The fastest growing open-source management infrastructure, OpenStack, saw huge gains in 2014 as the young company laid the foundation for various contracts. Among these numerous corporations were rival company VMware, a U.S. software company that creates cloud and virtualization services and is even OpenStack’s largest competition.
OpenStack itself can be seen as multiple interrelated stack-based projects that are synced to one management interface, providing a basic computing management platform that is easy to use and very accessible for managing multiple computers or serves.
OpenStack gained worldwide recognition in various industries after being picked up by corporations and competitors alike, and saw actual revenue with various multimillion-dollar deals made public and upwards of $3 billion estimated revenue expected by 2018.

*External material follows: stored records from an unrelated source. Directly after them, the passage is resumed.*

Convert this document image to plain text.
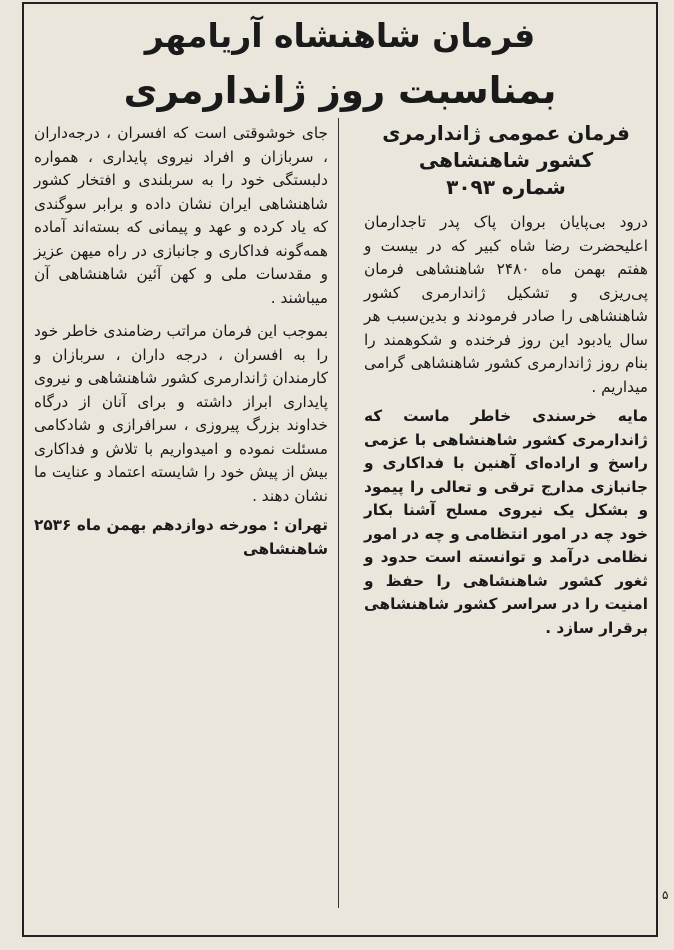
فرمان شاهنشاه آریامهر
بمناسبت روز ژاندارمری

فرمان عمومی ژاندارمری

کشور شاهنشاهی

شماره ۳۰۹۳

درود بی‌پایان بروان پاک پدر تاجدارمان اعلیحضرت رضا شاه کبیر که در بیست و هفتم بهمن ماه ۲۴۸۰ شاهنشاهی فرمان پی‌ریزی و تشکیل ژاندارمری کشور شاهنشاهی را صادر فرمودند و بدین‌سبب هر سال یادبود این روز فرخنده و شکوهمند را بنام روز ژاندارمری کشور شاهنشاهی گرامی میداریم .

مایه خرسندی خاطر ماست که ژاندارمری کشور شاهنشاهی با عزمی راسخ و اراده‌ای آهنین با فداکاری و جانبازی مدارج ترقی و تعالی را پیمود و بشکل یک نیروی مسلح آشنا بکار خود چه در امور انتظامی و چه در امور نظامی درآمد و توانسته است حدود و ثغور کشور شاهنشاهی را حفظ و امنیت را در سراسر کشور شاهنشاهی برقرار سازد .

جای خوشوقتی است که افسران ، درجه‌داران ، سربازان و افراد نیروی پایداری ، همواره دلبستگی خود را به سربلندی و افتخار کشور شاهنشاهی ایران نشان داده و برابر سوگندی که یاد کرده و عهد و پیمانی که بسته‌اند آماده همه‌گونه فداکاری و جانبازی در راه میهن عزیز و مقدسات ملی و کهن آئین شاهنشاهی آن میباشند .

بموجب این فرمان مراتب رضامندی خاطر خود را به افسران ، درجه داران ، سربازان و کارمندان ژاندارمری کشور شاهنشاهی و نیروی پایداری ابراز داشته و برای آنان از درگاه خداوند بزرگ پیروزی ، سرافرازی و شادکامی مسئلت نموده و امیدواریم با تلاش و فداکاری بیش از پیش خود را شایسته اعتماد و عنایت ما نشان دهند .

تهران : مورخه دوازدهم بهمن ماه ۲۵۳۶ شاهنشاهی

۵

Part of the reason OpenStack has been faring so favourably compared to similar products is its more defined management system, which is used by more than 150 companies including AMD, Brocade, Dell, HP, IBM, VMware, and Yahoo, all using and helping develop OpenStack. This universal recognition has lead to OpenStack being seen as the leader in cloud management platforms, with more momentum behind growth than other competitors.
Despite this massive amount of collaboration being unusual for an independent product, OpenStack has had major partners from its inception, with both NASA and Rackspace Hosting helping to launch it. Now, OpenStack is utilized by many more organizations such as AT&T, CERN, Yahoo!, HP Public Cloud, Red Hat OpenShift among others.
In 2015, OpenStack’s Juno released over 342 new features, such as storage policies and a new data processing service that provides both Hadoop and Spark (two open-source cluster computing frameworks which are essentially computers that work as a single system). The real push in 2015 from OpenStack is to be the platform for Network Functions Virtualization (NFV), a major transformation that improves agility and efficiency in telco and other service provider data centers.
Despite OpenStack’s universal adaption throughout online incorporation, it is still difficult to deploy in servers, and often needs to be managed from various CLI consoles. In addition, OpenStack itself consists of a number of different modular components such as Compute, Open Storage, Block Storage, Networking, Dashboard, Identity Service, Image server, Telemetry, Multiple Tenant Cloud Messaging, Elastic Map Reduce, only adding to the confusion of an already difficult software.
In a press release, Executive Director of the OpenStack Foundation, Jonathan Bryce, touched on why something like OpenStack is so appealing to computing.
“Everyone we talk to wants cloud resources that let them move faster. The evolving maturation and refinement that we see in Icehouse make it possible for OpenStack users to support application developers with the services they need to develop, deploy and iterate on apps at the speeds they need to remain competitive” said Bryce.
According to Forrester Research Inc. in a press release touching on Open Stack, “OpenStack has crossed the threshold and will become another de facto IaaS standard before the end of the year when OpenStack compatibility will be a must, not a nice-to-have”. IaaS or Infrastructure as a Service is according to Cloudforums, a type of cloud computing in which a third-party provider hosts virtualized computing resources over the Internet.